= George Peake (clergyman) =

English cricketer and clergyman

George Eden Frederick Peake (6 March 1846 – 24 June 1901) was an English clergyman and cricketer who played first-class cricket for Somerset in 1885. He was born at Taunton, Somerset and died at Newquay, Cornwall.

Peake played amateur cricket for sides in the Somerset area before and after the formation of Somerset County Cricket Club in 1875, and in many of them he was successful as a bowler, though both his bowling and his batting style are unknown. His single first-class match in 1885 in a period when Somerset had some difficulty in raising a team saw him bat at No 10 in both innings of the match against Surrey, and he did not bowl.
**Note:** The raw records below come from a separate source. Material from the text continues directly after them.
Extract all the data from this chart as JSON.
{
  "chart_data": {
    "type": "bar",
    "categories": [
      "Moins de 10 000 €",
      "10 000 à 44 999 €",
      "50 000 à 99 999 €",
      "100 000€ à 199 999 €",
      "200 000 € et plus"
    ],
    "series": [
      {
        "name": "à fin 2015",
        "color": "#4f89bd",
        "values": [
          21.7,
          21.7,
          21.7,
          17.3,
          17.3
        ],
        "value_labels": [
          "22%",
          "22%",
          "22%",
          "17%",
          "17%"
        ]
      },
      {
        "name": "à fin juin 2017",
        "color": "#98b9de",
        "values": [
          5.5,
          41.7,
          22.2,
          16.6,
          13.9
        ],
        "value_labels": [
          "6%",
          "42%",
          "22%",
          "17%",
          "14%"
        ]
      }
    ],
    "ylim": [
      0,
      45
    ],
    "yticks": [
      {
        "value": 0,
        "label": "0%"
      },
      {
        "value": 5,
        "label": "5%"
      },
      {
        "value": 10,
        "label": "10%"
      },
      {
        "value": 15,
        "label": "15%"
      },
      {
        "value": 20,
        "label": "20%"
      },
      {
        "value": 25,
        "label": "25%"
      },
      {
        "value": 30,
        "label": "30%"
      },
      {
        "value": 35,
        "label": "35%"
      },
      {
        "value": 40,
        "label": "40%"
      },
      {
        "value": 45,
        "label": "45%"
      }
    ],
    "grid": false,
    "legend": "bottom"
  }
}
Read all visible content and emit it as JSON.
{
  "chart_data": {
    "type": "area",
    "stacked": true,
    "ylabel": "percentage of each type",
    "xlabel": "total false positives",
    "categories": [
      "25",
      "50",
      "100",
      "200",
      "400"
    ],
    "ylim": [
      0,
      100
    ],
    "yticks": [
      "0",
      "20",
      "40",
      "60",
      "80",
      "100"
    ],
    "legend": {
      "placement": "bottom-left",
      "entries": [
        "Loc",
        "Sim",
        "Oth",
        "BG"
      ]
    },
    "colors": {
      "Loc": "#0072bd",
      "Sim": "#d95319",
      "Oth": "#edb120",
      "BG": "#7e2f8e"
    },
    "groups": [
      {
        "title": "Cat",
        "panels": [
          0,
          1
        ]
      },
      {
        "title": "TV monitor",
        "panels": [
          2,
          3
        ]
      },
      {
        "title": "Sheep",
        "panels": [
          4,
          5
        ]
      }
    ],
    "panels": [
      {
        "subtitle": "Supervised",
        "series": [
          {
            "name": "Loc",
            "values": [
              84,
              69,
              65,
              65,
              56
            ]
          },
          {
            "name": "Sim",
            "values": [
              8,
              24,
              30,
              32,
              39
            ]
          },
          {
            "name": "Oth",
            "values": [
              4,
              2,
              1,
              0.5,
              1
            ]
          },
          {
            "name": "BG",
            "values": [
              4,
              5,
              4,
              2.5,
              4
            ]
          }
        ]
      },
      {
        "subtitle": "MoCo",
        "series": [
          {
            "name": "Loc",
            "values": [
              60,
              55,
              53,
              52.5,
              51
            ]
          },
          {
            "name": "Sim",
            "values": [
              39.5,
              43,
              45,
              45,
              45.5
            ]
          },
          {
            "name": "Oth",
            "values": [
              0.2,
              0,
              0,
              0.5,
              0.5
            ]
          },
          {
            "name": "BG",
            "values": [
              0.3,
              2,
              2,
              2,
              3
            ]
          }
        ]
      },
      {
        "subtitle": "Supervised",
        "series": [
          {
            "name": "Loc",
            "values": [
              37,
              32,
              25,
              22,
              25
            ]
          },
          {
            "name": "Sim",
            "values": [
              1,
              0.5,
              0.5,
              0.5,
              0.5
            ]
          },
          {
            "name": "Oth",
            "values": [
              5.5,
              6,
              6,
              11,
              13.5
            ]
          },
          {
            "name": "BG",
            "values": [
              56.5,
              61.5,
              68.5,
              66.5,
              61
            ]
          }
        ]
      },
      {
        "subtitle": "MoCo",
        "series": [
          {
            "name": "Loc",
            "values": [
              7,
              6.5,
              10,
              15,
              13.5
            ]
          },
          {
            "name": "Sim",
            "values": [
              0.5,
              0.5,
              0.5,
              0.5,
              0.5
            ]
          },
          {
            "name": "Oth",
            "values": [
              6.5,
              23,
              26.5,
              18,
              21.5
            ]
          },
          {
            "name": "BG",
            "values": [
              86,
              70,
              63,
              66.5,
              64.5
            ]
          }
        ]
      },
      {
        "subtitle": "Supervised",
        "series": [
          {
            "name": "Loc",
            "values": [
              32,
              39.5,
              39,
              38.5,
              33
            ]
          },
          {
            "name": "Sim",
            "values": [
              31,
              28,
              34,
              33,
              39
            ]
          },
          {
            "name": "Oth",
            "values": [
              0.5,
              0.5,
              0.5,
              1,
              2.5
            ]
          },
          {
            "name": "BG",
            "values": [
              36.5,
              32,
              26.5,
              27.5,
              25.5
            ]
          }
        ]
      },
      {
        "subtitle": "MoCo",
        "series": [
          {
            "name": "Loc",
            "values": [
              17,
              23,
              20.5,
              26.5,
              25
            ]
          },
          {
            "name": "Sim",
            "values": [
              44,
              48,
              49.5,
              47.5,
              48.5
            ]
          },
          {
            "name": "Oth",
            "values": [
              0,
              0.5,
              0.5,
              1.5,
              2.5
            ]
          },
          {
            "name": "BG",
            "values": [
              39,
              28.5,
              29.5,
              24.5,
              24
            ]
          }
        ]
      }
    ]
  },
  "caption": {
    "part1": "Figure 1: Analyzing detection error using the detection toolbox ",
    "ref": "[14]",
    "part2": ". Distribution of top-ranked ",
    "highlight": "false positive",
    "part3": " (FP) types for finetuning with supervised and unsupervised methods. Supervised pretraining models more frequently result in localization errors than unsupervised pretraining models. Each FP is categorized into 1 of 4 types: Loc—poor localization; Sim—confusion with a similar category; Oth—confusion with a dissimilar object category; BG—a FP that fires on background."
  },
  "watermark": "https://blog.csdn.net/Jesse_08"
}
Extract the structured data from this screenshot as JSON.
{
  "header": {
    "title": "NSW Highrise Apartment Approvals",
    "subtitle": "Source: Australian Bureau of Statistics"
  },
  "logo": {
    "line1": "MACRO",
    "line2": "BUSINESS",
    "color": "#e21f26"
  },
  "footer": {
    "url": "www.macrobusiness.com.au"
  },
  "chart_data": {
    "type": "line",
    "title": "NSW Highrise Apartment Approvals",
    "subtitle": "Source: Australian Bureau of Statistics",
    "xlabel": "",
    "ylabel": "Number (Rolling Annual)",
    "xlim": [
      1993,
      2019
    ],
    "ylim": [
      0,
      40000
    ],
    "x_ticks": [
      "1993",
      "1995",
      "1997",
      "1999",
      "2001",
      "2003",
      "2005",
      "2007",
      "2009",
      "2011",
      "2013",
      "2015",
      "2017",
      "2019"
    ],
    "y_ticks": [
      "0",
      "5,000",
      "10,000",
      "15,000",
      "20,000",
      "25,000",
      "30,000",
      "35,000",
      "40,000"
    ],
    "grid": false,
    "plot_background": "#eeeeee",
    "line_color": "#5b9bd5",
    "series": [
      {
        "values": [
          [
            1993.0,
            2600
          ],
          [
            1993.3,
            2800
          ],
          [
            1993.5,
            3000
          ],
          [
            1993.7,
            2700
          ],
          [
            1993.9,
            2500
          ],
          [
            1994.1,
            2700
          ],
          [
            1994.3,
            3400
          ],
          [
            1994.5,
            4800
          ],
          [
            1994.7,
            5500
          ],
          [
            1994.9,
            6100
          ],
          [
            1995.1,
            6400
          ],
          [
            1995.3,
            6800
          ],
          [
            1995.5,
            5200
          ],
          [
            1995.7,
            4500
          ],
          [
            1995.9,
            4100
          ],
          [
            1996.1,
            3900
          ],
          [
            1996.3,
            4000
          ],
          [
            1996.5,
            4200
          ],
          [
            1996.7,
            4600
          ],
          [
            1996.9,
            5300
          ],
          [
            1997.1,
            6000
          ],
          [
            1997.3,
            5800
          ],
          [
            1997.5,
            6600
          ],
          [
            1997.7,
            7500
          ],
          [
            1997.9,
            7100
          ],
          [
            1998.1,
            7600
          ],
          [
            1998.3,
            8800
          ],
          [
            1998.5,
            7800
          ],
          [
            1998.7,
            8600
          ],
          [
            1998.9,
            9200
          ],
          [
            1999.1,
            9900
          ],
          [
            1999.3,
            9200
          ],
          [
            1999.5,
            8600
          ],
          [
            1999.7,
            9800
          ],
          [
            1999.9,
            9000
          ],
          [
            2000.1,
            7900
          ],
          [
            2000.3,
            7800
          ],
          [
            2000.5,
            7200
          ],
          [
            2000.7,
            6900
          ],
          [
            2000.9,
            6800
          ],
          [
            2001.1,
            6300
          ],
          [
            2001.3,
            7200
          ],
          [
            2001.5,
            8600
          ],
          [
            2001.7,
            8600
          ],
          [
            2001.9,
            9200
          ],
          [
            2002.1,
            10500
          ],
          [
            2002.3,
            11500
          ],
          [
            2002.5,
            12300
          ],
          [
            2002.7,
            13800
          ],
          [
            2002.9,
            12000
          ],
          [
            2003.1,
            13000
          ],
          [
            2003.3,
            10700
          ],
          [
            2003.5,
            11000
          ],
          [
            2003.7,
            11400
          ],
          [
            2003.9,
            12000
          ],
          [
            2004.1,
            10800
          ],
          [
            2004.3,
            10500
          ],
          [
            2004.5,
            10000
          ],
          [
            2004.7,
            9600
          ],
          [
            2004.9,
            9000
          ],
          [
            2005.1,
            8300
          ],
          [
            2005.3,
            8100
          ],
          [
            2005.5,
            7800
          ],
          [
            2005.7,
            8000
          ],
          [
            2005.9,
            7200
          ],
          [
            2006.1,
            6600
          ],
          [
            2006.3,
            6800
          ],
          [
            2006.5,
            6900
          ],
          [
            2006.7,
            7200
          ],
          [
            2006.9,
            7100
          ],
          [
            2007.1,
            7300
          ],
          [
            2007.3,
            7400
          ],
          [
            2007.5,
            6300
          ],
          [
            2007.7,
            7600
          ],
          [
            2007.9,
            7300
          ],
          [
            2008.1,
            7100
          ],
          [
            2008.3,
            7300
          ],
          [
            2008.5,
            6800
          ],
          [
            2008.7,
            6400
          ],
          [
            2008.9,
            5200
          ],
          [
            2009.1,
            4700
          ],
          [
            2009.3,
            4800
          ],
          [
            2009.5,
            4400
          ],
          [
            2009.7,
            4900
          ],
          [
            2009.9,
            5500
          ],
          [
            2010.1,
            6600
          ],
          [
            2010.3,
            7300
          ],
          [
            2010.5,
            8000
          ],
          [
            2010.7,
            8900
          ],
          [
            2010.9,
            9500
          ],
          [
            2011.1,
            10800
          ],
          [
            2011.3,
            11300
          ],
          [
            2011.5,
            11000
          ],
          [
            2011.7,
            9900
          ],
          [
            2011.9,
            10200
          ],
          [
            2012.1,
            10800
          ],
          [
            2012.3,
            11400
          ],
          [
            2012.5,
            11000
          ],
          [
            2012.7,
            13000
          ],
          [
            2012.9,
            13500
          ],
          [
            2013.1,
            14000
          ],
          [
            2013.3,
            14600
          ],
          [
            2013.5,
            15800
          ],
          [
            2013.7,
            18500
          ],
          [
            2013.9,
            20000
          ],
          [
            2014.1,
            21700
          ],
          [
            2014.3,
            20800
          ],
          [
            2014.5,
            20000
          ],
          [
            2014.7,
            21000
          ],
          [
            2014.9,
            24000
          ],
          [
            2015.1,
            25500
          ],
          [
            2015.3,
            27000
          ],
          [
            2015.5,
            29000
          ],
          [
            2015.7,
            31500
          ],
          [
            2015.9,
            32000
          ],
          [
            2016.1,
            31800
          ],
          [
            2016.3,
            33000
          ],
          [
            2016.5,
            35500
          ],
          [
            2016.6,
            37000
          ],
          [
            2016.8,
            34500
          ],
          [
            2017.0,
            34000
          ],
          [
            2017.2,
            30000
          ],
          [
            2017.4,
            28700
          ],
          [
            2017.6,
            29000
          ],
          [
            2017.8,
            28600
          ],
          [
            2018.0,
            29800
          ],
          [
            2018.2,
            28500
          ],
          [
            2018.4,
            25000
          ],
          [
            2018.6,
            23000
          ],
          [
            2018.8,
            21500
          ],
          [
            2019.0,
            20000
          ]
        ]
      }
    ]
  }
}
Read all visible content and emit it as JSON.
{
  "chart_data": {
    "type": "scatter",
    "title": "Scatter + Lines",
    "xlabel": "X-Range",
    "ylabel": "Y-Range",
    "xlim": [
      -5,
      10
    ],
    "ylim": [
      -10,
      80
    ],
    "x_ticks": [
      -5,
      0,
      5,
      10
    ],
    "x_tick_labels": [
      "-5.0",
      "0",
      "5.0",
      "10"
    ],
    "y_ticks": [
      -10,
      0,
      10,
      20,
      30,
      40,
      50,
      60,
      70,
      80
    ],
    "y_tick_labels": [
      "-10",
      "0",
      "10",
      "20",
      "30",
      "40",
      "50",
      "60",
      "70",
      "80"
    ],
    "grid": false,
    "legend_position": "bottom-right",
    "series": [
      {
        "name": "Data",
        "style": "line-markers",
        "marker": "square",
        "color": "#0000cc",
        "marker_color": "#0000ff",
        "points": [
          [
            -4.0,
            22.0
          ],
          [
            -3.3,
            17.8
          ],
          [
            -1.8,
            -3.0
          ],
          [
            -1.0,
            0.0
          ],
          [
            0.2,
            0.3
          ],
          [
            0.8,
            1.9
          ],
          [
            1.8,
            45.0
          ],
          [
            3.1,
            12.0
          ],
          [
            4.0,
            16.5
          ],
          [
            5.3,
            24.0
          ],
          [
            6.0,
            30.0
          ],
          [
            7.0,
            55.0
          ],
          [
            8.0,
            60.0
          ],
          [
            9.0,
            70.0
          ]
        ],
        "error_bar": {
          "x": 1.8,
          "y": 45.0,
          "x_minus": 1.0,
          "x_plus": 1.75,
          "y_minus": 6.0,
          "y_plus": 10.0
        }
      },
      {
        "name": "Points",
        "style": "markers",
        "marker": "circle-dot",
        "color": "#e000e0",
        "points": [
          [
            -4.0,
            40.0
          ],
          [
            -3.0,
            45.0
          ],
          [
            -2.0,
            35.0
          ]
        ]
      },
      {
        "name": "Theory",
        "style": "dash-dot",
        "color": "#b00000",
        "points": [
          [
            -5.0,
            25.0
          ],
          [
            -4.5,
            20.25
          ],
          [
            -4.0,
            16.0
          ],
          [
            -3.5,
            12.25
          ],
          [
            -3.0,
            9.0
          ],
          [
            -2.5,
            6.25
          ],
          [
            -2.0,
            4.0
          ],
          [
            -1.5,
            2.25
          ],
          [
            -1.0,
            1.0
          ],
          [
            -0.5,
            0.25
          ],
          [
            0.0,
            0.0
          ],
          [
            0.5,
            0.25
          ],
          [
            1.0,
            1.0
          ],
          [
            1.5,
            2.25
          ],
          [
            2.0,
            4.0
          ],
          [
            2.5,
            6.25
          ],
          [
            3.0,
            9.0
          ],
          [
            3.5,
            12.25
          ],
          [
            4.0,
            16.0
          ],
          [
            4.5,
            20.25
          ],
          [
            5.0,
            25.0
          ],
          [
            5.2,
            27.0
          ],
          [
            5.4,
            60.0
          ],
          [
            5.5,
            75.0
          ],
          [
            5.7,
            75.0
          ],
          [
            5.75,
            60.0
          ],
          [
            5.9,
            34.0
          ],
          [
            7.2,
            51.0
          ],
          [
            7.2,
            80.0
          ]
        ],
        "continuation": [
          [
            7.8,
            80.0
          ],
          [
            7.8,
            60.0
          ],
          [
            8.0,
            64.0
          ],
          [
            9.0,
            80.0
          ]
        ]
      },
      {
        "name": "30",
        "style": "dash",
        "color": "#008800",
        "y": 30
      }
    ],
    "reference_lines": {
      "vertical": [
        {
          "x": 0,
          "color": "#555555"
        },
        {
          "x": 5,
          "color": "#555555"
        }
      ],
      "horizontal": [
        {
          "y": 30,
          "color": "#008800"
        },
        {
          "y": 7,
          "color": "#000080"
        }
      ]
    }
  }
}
By profession, Peake was a Church of England clergyman. He was educated at St Mary's Hall, Oxford and ordained as priest in 1872. He served as a curate in churches at Bishop's Hull, Taunton, at Houghton-le-Spring, County Durham and at Chatham, Kent. His first vicar's post was at Rochester and he moved back to Somerset in 1884 at Eastover, Bridgwater. In 1887 he was appointed rector of Holford, which was a benefice in the gift of Eton College. In 1899 he was vicar of Over Stowey and inspector of schools for the diocese of Bath and Wells, and "accepted the prebendal stall of Wiveliscombe in Wells Cathedral". The following year, he was appointed vicar of Brent Knoll, Somerset.